Now, I’ve generally always been a one-full-meal-a-day person; I just don’t get hungry until dinner time. So I needed to figure out a way to get the rest of the protein and the carbs in so I was getting enough, and get it regularly throughout the day. That’s when I started looking seriously at gluten-free vegan protein bars. And that’s also when I found them lacking. Previous to now, and before the pandemic, I’d always kept some Vega bars in my ballet bag (I stopped doing ballet in March of 2020 owing to the pandemic), but that had always been just a quick way to take the edge off my hunger following a class. Now I had to seriously count protein and carbs.
First, of course, as you may already know, there just aren’t that many good protein bars out there that are both vegan and gluten-free. And the more I looked into it, the more I realized that the calorie:protein ratios in most of them weren’t thrilling me. Most of them had about 10grams of protein, and yet 250, 300, or even more calories. The protein:carb balance also wasn’t what I was hoping for, with the number of carbs usually far outweighing the grams of protein (although some are very low carb, but still not terribly high protein).
But then I found No Cow bars.
No Cow bars are not only committed to being plant-based (and fully vegan) and to being gluten-free, but all of the flavors have around 20grams of protein, and around the same number of carbs, and yet are only 190-200 calories! I don’t know how the heck they do it, but they do. And they taste good!

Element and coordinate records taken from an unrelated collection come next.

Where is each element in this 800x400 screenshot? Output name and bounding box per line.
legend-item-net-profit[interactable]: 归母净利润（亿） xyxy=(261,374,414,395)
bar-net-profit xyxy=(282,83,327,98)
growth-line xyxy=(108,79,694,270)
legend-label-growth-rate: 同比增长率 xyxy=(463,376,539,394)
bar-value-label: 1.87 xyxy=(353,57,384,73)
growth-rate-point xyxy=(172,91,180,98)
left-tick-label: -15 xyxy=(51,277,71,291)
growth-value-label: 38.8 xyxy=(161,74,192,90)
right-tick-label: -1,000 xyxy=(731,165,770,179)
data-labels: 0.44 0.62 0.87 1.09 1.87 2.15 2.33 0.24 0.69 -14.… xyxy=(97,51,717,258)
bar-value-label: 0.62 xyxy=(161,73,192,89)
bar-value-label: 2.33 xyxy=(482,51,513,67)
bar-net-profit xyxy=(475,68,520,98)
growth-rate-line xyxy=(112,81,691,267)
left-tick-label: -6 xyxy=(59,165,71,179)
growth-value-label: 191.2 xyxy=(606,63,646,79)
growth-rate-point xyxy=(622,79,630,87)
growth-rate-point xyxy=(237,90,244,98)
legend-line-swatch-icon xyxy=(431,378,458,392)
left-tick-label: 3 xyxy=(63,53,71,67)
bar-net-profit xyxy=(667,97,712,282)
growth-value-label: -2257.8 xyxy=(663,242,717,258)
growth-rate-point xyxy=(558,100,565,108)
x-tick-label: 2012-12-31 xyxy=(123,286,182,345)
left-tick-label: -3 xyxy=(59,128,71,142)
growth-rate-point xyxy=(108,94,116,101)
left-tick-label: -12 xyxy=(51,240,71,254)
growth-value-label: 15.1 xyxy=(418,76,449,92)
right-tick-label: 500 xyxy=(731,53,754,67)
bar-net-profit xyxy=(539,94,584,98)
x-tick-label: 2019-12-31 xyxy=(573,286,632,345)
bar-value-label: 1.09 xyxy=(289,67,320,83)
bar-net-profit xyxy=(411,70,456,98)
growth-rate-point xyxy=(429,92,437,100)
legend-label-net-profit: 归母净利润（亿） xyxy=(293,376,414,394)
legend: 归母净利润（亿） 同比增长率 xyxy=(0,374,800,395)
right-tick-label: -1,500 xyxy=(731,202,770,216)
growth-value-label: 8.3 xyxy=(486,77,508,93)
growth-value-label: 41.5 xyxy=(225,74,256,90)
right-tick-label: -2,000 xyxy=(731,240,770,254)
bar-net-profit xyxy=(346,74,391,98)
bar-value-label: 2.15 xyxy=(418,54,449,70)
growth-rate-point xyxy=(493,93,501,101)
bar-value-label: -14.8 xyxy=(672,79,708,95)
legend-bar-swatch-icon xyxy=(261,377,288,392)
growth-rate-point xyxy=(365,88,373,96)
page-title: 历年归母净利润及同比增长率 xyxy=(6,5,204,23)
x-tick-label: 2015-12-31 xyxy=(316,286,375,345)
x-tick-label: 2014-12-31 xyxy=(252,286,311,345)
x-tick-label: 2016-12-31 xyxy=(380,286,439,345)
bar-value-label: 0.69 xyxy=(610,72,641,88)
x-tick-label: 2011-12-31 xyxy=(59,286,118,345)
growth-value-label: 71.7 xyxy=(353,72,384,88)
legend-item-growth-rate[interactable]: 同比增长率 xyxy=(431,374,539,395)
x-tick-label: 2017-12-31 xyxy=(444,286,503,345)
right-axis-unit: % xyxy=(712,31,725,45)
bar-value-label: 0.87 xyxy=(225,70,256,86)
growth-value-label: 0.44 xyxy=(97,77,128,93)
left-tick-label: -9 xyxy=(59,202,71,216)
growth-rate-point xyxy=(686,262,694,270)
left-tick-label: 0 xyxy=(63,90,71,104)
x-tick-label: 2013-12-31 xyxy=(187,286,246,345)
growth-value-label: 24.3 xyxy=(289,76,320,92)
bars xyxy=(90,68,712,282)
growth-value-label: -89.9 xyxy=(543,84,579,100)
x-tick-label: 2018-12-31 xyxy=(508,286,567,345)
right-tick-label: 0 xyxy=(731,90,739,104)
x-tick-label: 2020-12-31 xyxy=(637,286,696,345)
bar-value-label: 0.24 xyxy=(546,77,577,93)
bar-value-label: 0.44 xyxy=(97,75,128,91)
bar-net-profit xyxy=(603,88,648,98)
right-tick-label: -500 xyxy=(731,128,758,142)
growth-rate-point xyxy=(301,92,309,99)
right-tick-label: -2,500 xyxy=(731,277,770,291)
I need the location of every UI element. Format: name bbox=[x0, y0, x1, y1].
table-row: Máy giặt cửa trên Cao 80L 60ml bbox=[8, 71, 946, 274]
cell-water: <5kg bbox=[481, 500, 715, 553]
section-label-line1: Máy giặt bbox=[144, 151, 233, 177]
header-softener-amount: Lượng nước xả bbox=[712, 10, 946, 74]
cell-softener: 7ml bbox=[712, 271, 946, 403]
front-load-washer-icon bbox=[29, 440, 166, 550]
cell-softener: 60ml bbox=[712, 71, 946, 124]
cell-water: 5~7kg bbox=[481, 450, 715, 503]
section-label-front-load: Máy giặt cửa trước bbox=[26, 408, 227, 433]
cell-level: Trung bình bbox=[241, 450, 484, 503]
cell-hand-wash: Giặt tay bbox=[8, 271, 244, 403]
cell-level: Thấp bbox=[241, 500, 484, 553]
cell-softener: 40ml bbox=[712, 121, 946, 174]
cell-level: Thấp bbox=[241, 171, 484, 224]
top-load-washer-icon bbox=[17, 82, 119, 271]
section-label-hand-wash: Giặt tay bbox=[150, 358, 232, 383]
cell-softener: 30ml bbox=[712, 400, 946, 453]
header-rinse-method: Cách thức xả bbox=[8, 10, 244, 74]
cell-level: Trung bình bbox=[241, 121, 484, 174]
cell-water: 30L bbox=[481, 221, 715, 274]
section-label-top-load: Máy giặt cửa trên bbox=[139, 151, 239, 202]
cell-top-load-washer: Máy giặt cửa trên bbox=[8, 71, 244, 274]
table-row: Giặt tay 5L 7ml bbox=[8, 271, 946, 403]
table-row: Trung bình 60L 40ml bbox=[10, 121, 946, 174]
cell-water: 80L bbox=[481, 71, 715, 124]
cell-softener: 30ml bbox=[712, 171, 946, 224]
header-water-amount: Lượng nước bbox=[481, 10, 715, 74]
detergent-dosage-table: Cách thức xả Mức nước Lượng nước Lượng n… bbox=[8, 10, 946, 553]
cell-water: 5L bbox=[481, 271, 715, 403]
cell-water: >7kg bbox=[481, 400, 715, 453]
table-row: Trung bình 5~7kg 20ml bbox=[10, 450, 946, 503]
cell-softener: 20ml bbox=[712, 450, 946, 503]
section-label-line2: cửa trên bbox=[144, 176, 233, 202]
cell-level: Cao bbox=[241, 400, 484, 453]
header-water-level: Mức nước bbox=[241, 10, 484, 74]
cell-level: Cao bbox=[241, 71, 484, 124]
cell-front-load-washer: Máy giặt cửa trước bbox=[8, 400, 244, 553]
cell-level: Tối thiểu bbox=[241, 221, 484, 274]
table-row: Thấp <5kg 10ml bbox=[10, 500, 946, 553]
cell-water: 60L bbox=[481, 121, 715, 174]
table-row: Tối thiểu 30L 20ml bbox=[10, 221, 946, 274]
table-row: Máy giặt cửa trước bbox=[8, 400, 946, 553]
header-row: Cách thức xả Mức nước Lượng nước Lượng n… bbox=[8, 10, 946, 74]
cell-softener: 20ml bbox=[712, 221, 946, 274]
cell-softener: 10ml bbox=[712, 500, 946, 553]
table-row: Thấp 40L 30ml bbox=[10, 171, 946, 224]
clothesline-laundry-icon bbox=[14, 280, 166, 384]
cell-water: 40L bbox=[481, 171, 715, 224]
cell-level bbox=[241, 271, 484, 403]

Once I got home from the hospital No Cow bars ended up being an important part of my rehab to make sure that I got enough protein and carbs, and even now, six months later, I always have them in the house.

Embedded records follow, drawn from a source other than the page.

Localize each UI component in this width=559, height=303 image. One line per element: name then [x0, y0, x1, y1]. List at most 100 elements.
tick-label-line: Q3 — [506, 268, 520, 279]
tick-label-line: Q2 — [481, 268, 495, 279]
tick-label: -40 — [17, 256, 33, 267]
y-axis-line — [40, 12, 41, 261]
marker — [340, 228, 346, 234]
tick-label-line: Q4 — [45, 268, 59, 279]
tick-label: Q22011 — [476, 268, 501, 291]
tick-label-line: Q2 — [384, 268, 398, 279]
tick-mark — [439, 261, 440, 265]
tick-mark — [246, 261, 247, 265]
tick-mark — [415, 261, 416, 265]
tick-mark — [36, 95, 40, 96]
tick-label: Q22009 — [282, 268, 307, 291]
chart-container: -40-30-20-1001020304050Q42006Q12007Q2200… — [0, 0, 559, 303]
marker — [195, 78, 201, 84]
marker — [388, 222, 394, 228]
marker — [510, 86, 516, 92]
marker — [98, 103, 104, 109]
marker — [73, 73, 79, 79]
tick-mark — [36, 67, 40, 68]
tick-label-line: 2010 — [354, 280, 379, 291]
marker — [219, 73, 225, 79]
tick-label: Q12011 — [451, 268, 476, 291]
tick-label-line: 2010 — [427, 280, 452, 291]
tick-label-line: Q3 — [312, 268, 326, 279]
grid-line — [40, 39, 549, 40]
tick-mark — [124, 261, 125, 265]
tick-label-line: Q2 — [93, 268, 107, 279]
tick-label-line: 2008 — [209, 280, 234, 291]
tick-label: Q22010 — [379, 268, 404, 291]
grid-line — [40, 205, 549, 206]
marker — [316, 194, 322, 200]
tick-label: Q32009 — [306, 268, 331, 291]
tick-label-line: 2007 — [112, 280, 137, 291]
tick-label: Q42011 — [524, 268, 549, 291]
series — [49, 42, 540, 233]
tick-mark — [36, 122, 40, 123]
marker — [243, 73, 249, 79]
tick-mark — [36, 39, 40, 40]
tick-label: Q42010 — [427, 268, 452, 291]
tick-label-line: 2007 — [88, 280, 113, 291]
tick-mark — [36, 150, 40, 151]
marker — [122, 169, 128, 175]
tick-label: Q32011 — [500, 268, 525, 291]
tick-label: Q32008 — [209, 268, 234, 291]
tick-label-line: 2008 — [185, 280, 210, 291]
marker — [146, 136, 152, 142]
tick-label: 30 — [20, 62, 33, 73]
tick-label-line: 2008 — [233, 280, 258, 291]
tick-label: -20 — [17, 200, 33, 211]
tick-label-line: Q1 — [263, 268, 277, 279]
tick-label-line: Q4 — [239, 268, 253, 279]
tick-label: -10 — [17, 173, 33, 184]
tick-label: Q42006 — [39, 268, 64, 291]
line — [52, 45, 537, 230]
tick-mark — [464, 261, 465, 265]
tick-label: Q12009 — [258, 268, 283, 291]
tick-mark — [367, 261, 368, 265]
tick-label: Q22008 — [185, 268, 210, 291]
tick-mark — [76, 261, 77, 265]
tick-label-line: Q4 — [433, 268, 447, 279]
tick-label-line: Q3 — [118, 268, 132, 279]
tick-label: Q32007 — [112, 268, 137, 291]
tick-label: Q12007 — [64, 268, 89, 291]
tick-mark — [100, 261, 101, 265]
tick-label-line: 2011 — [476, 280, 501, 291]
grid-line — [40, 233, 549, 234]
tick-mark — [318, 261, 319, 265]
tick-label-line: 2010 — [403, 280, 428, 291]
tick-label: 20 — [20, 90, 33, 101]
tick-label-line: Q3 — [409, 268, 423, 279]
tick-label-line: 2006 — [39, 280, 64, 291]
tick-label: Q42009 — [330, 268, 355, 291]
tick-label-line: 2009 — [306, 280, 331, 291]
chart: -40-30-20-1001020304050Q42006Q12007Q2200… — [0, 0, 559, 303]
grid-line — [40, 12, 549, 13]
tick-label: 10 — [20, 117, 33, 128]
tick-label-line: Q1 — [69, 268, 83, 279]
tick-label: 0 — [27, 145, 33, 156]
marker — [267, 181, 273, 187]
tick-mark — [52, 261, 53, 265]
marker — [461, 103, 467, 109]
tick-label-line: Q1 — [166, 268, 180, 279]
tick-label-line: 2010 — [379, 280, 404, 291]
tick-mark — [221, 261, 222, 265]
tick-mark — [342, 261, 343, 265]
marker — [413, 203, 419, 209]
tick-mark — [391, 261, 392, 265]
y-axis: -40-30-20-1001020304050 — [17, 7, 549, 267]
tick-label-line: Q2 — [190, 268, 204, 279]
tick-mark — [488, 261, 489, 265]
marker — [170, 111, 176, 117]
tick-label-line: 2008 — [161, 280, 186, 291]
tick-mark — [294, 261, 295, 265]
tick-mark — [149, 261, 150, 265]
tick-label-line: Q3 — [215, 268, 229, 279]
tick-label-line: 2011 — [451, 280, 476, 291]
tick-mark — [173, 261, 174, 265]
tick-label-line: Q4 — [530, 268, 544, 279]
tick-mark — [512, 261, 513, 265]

And that is why we reached out to No Cow to see if we could partner with them; and why the Happy Gluten-Free Vegan is proud to partner with them. (And that was even before we learned they are just down the road from us, in Denver!)
A company that makes a great product that is both intentionally vegan, and intentionally gluten-free, is rare to find. I know that I personally am so glad to have found No Cow, and now the Happy Gluten-Free Vegan is happy to partner with them!